We talk about neighborhood a lot in our life and work. In Grassroots Conspiracy neighborhood language is pervasive and important. And I do know hundreds of people in my downtown neighborhoods…but on my actual street…I’m pretty pathetic. I am. We had a new set of people move in a few months ago and did we bring ’em cookies? Nope. We have a few elderly women that live on each end of the street and have I ever tried to be available to them? Nope. There are homes on our street where I couldn’t even tell you how many people live there let alone their names…let alone say that I’ve had them over for dinner…let alone say that I’ve brought them some bundt cake.

The reality is that it just takes more work. I’d rather go sit in a cafe and meet people as they enter or exit because it is easier.* It’s not as if I dont know what to do nor is it that I’ve never been willing to do it.

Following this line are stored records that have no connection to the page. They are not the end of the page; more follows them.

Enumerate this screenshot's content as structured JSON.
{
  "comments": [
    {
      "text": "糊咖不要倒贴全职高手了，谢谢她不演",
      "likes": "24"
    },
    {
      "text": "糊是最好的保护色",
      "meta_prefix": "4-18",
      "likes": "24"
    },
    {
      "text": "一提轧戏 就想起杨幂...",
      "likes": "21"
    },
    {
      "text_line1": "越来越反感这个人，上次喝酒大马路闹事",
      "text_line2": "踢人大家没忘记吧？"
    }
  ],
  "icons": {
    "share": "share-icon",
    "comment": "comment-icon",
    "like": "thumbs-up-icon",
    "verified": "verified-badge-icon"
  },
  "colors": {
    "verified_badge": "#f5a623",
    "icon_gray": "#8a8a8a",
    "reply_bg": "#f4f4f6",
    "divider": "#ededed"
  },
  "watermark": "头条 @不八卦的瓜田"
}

No, I’ve written a bit about it in the past and our family has done some intentional things in the past in order to meet those who live on our block (from putting our garden in the front yard to going door to door we’ve done different things at different times), but when it comes down to it I just find it incredibly hard.

Again I want to justify my actions a little bit. We knew more of our neighbors in our last house. We moved here in October and I got sick in May. So there has never been a real solid time where we’ve been free to invest as fully as we’d like. But regardless of my health I still have the same set of desires, the same expectations (though these expectations are not fair to myself or my wife), and the same level of awareness of what I’m not doing (or not able to do). Regardless of my health I am able to recognize that being a good neighbor can be just plain ol’ hard. It requires a different set of rhythms to ones life…rhythms that may be more difficult for you–they’re more difficult for me for certain.

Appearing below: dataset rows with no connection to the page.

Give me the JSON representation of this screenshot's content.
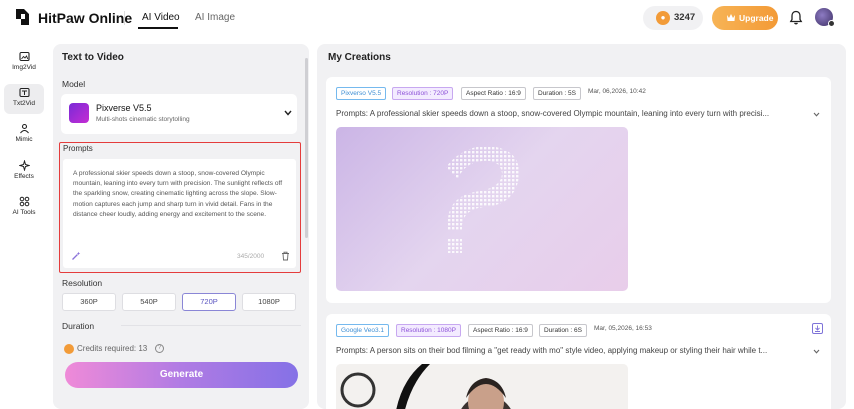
{
  "header": {
    "brand": "HitPaw Online",
    "tabs": [
      {
        "label": "AI Video",
        "active": true
      },
      {
        "label": "AI Image",
        "active": false
      }
    ],
    "credits": "3247",
    "upgrade_label": "Upgrade",
    "icons": {
      "coin": "coin-icon",
      "upgrade": "crown-icon",
      "bell": "bell-icon",
      "avatar": "avatar"
    }
  },
  "rail": {
    "items": [
      {
        "label": "Img2Vid",
        "icon": "image-to-video-icon",
        "active": false
      },
      {
        "label": "Txt2Vid",
        "icon": "text-to-video-icon",
        "active": true
      },
      {
        "label": "Mimic",
        "icon": "mimic-icon",
        "active": false
      },
      {
        "label": "Effects",
        "icon": "effects-icon",
        "active": false
      },
      {
        "label": "AI Tools",
        "icon": "ai-tools-icon",
        "active": false
      }
    ]
  },
  "left": {
    "title": "Text to Video",
    "model_label": "Model",
    "model_name": "Pixverse V5.5",
    "model_desc": "Multi-shots cinematic storytolling",
    "prompts_label": "Prompts",
    "prompt_text": "A professional skier speeds down a stoop, snow-covered Olympic mountain, leaning into every turn with precision. The sunlight reflects off the sparkling snow, creating cinematic lighting across the slope. Slow-motion captures each jump and sharp turn in vivid detail. Fans in the distance cheer loudly, adding energy and excitement to the scene.",
    "char_count": "345/2000",
    "resolution_label": "Resolution",
    "resolutions": [
      "360P",
      "540P",
      "720P",
      "1080P"
    ],
    "resolution_selected": "720P",
    "duration_label": "Duration",
    "credits_required": "Credits required: 13",
    "help_mark": "?",
    "generate_label": "Generate"
  },
  "creations": {
    "title": "My Creations",
    "items": [
      {
        "model_tag": "Pixverso V5.5",
        "resolution_tag": "Resolution : 720P",
        "aspect_tag": "Aspect Ratio : 16:9",
        "duration_tag": "Duration : 5S",
        "date": "Mar, 06,2026, 10:42",
        "prompt": "Prompts: A professional skier speeds down a stoop, snow-covered Olympic mountain, leaning into every turn with precisi..."
      },
      {
        "model_tag": "Google Veo3.1",
        "resolution_tag": "Resolution : 1080P",
        "aspect_tag": "Aspect Ratio : 16:9",
        "duration_tag": "Duration : 6S",
        "date": "Mar, 05,2026, 16:53",
        "prompt": "Prompts: A person sits on their bod filming a \"get ready with mo\" style video, applying makeup or styling their hair while t..."
      }
    ]
  },
  "colors": {
    "accent_purple": "#5a55c0",
    "upgrade_orange": "#f39a36",
    "generate_gradient_start": "#ef8ad8",
    "generate_gradient_end": "#8571e6",
    "highlight_red": "#e43c3c"
  }
}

I hope that you’re able to find space in your life to be present and available to those on your block. I think it’d change your life (though I’d go out on a limb and say that it’d probably make it harder in many ways…relationship always does that!). I think it’d be worth it. And I think I’d like to learn from you.

I hope that I’m able to find space in my life to be present and available to those on my block…but until then I’ll probably continue to park myself at the cafe around the corner.

 

* I’m not trying to downplay the value of going to a public space as a means to get to know people. I can’t imagine ever giving this up as a valuable practice. Rather this is a blog where I’m doing some general griping and simultaneously criticizing myself… apparently even some of the good things I may do…not sure this is the best way to go about writing this blog…but it is what it is right?